Celebramos que suenen en nuestras salas las partituras para piano escritas por Cécile Chaminade. Los flautistas conocen, aplauden y valoran muy bien su famoso Concertino, pero los pianistas no le prestan mucha atención a su producción pianística, que es notoria. Interesada en la composición de grandes formas musicales, hubo de renunciar a ellas por razones prácticas y económicas, dedicándose fundamentalmente a las canciones con acompañamientos simples, y a las composiciones sencillas para piano, accesibles a cualquiera que posea una técnica o unas cualidades más o menos solventes.
Sir Stephen Hough presentó tres de estas piezas para piano, Automne, Autrefois y Les Sylvains, que son, sin llegar a ser grandes obras, partituras interesantes, agradables, y virtuosas a la vez. Todas poseen una estructura evidente que facilita la escucha; pero también gozan de sutiles y sorprendentes contrapuntos, de detalles ocultos que el pianista inglés supo trasladar sin dificultad, equilibrando con precisión los planos sonoros, y apoyándose con suavidad en el pedal, y con delicadeza en el fraseo. Resultó llamativo el tratamiento de los trinos —recordando vagamente a la tradición clavecinista francesa de Couperin— Rameau y, por qué no incluirla también, Jacquet de la Guerre, otra magnífica compositora francesa. Habríamos escuchado también el Théme varié, pero fue sustituida por la Sonatina nostálgica, del propio Stephen Hough.
Con esta obra se abrió la segunda parte. Se trata de una pieza, efectivamente, de carácter nostálgico, tal y como nos explicó el compositor, muy breve y con una estructura clásica de tres movimientos, con sus velocidades opuestas, que aluden a lugares característicos de personal importancia para el pianista. La música comunica por sí misma con total propiedad, independientemente de sus evocaciones, con un lenguaje rítmico y armónico asequible que tiene la feliz cualidad de trabajar por el material temático sin perderse en divagaciones innecesarias.
Porque eso, precisamente, es la sensación que se produce a veces con las grandes obras del piano romántico cuando no son acometidas con toda perfección. En su brillante arquitectura, la Sonata en si menor de Liszt, requiere un trato exquisito del discurso, una claridad sin fisuras en el fraseo y, merece la pena reconocerlo, una pulcritud en el enunciado de las notas, que no deben ser emborronadas con el pedal. La velocidad, o más bien su exceso, suele ser el principal enemigo de la expresión artística. Por el contrario a estas sensaciones, disfrutamos en la interpretación de esta obra de la calidad de un sonido intenso, controlado, y peculiarmente interesante en los pasajes más serenos. No obstante los contras apreciados, hay que reconocer que es difícil concentrarse en interpretar una de las obras cumbre del siglo XIX cuando todo el mundo se pone de acuerdo en toser enérgicamente durante el proceso.
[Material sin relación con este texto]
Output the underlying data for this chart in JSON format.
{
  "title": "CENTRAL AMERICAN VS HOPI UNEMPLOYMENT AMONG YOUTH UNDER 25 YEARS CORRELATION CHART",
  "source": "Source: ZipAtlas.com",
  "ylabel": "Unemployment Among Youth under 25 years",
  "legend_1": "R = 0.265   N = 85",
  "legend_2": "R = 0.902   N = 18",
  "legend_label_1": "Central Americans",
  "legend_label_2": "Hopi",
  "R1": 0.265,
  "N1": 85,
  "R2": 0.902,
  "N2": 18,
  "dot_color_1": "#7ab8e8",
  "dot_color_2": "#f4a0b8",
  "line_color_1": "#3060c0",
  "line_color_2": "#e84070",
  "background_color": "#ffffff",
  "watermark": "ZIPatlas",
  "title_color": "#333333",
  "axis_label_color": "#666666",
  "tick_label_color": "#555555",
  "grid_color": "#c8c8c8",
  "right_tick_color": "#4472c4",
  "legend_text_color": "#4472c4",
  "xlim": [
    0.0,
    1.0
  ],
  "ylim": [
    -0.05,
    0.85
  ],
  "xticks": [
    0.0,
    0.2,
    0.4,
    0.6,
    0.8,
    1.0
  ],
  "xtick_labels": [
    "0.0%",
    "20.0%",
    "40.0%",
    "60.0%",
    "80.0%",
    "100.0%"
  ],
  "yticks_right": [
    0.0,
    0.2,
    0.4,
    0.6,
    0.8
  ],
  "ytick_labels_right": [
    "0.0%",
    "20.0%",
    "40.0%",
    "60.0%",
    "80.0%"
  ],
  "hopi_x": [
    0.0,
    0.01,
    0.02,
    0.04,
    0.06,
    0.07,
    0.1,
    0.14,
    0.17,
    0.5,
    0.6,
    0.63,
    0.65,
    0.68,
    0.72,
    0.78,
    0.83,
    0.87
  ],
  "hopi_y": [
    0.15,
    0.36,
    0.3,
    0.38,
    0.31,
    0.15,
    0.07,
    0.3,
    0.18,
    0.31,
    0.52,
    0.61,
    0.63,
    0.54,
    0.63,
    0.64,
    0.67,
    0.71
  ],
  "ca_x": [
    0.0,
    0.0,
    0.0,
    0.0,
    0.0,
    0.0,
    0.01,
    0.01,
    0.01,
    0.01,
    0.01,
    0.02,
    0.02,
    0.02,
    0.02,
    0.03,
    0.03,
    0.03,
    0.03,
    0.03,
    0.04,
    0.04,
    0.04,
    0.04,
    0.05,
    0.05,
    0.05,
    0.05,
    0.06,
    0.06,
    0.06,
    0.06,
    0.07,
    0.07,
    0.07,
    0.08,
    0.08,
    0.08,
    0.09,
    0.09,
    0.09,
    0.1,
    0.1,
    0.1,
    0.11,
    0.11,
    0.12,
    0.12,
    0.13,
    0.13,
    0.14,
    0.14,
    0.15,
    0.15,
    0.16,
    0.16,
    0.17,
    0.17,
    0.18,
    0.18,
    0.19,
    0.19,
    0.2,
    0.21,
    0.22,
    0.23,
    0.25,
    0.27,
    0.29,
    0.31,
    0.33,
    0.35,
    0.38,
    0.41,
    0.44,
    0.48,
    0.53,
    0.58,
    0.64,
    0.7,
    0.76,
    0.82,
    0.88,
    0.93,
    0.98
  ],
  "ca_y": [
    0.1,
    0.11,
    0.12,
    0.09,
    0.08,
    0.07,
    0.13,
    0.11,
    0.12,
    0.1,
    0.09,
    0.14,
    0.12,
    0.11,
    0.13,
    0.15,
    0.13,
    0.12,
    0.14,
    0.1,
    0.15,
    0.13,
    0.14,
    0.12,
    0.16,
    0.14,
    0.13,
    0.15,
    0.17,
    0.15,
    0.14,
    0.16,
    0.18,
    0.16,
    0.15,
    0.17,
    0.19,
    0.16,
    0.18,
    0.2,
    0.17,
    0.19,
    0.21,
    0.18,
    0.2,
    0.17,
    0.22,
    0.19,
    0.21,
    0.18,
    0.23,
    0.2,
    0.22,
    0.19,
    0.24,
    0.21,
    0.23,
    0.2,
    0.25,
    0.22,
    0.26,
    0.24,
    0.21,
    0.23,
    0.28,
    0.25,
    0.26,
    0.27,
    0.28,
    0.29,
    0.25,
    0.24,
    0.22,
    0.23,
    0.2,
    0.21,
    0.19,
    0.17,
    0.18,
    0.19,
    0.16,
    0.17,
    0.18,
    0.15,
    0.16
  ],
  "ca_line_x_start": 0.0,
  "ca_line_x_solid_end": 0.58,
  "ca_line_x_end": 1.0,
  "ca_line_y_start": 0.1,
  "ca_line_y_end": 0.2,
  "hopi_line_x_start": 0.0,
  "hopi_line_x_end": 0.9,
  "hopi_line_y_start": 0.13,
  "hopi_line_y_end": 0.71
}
Mejor acogida, aunque también un tanto tibia, recibió la Sonata de Chopin que vino a cerrar el programa. Sin duda, una interpretación interesante que probablemente tenga poco recorrido en el recuerdo general, a juzgar por el contraste con que fueron recibidas las propinas. La primera, el conocidísimo Nocturno de Chopin en mi bemol, que Hough recorrió con una velocidad menos contenida de lo habitual, funcionó muy bien; la segunda, unas fantásticas variaciones sobre Mary Poppins (con el permiso de la insuperable Julie Andrews), produjo una euforia y un impacto que no habíamos presenciado en ningún otro momento del recital; y la tercera, una de las bellísimas piezas de Mompou, nos devolvió a la calma.
Terminó de esta forma un recital interesante que nos deja, además, una reflexión que conviene tener en cuenta acerca de si los contrastes entre las obras escogidas para un programa, así como las propinas escogidas para llevarse de recuerdo, favorecen realmente a las obras programadas o si, por el contrario, las perjudican.